The main strength of our study is the inclusion of all analgesic drug groups (acetaminophen, NSAID, opioid) in a large sample of unselected joint replacement patients. We included only primary joint replacements and only osteoarthritis as an indication for surgery. Other indications were excluded because, for example, patients with rheumatoid arthritis tend to have polyarticular involvement more often, which serves to hamper the analysis of the use of analgesic drugs. Patients with revision or other joint replacement during the follow-up period were excluded because the perioperative peak in the consumption of analgesic drugs related to the latter operation would have been a potentially confounding factor considering the analysis of postoperative analgesic use after index surgery. According to our previous analysis , 9–12 months after surgery appears to be a suitable time point for analyzing the level of postoperative analgesic use. Because the use patterns are similar after hip and knee replacement and also among different comorbid conditions, the materials could be analyzed as a whole to increase statistical power. All operations were performed in a single orthopedic hospital with standardized perioperative care, anesthesia, and analgesia. Medication data include all the prescribed medications that were dispensed in Finland. The presence of comorbidities was based on a nationwide Reimbursement Register that covers the most important comorbidities, although a clear limitation is that the register does not cover mental health problems other than psychotic disorders. However, we included the use of antidepressants in the adjusted model, along with several other possible confounders.

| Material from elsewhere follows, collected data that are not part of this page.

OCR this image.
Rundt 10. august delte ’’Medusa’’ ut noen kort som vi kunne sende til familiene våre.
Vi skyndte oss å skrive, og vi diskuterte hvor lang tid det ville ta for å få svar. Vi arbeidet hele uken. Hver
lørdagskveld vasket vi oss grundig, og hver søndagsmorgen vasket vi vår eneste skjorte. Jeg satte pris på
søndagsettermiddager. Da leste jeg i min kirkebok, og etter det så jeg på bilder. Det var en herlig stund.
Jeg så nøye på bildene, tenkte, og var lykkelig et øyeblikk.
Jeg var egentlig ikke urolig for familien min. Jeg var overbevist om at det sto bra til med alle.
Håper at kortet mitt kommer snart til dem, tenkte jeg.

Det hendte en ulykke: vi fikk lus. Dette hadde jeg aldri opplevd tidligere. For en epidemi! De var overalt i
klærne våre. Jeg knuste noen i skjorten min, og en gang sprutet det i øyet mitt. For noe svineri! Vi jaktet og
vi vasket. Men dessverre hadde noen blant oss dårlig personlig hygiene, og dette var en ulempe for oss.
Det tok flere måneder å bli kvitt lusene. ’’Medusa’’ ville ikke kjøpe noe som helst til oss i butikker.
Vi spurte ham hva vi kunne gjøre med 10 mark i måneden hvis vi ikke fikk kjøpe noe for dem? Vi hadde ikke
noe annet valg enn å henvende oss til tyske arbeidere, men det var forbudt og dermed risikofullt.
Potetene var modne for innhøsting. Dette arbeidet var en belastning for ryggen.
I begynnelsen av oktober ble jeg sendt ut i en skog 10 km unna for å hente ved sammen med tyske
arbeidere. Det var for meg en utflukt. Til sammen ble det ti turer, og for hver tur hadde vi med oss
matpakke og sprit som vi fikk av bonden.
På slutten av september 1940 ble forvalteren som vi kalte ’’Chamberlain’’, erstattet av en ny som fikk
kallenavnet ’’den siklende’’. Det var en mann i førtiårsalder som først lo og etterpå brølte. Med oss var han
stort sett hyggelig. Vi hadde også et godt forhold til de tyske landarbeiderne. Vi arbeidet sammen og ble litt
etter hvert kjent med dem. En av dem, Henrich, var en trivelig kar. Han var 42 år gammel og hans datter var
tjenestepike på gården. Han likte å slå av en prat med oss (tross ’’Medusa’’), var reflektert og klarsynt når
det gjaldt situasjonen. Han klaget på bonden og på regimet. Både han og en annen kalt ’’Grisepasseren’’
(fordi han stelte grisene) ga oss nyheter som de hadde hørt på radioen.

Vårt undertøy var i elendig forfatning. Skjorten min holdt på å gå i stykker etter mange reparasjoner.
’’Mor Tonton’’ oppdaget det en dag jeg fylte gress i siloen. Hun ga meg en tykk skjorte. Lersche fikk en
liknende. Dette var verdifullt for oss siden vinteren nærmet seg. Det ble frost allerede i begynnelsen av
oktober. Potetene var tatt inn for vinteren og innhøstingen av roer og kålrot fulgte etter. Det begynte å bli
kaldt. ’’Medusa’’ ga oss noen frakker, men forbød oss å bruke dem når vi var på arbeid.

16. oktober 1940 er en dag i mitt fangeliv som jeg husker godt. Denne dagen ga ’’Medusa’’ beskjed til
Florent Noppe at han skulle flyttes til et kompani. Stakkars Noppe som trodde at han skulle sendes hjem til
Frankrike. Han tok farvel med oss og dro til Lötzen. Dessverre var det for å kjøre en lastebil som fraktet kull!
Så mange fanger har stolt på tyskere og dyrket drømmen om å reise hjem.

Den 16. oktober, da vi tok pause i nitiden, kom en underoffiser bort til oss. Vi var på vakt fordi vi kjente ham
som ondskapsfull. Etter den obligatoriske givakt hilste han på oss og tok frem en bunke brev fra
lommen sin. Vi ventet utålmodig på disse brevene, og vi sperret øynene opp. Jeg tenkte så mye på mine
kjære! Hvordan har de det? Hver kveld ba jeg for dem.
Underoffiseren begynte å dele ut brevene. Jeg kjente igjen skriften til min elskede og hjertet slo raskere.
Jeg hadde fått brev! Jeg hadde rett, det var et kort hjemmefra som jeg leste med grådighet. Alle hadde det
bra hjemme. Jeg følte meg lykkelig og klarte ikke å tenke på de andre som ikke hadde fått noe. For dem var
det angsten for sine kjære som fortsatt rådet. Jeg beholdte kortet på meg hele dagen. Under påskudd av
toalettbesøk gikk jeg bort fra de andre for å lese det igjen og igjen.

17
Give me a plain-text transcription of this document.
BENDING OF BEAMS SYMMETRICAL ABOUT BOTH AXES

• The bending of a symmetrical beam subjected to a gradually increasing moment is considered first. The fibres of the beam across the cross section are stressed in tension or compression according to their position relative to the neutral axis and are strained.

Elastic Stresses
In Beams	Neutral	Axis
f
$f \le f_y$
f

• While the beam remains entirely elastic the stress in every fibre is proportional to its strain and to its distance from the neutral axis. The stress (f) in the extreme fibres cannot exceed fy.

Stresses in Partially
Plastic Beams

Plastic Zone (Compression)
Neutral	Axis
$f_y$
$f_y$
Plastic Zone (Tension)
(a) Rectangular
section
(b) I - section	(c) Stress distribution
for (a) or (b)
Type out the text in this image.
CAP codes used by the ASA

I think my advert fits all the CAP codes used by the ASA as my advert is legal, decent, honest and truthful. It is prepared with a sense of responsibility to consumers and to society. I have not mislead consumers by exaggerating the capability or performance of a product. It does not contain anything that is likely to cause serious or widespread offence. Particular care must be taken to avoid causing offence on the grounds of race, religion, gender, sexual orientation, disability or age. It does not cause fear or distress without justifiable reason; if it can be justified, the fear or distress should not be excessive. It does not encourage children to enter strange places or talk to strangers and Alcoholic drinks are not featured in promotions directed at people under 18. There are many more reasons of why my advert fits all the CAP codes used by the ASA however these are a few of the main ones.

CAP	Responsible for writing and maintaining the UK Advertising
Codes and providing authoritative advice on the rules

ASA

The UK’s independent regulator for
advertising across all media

The limitations of the study include the lack of information on OTC drugs and the fact that in a register study based on redeemed prescriptions, it is not possible to find out the indication for the analgesic drug (index joint or other pain sites) nor whether the patient has taken the drug or not. For these reasons, the actual use of acetaminophen and NSAIDs (that are available OTC) might be higher than reported here, but it is unlikely that this would have affected the use patterns or associated factors. In the general population, higher analgesic use has been found on women, elderly, smokers, obese, and patients with chronic diseases or with several medications [30, 31, 37], which should be noted in the interpretation of the results since indication for the analgesic is not known. Although patients with major complications leading to revision were excluded, we were not able to analyze all postoperative complications. Moreover, preoperative pain, the intensity of pain, and the prevalence of persistent pain were not examined in this study.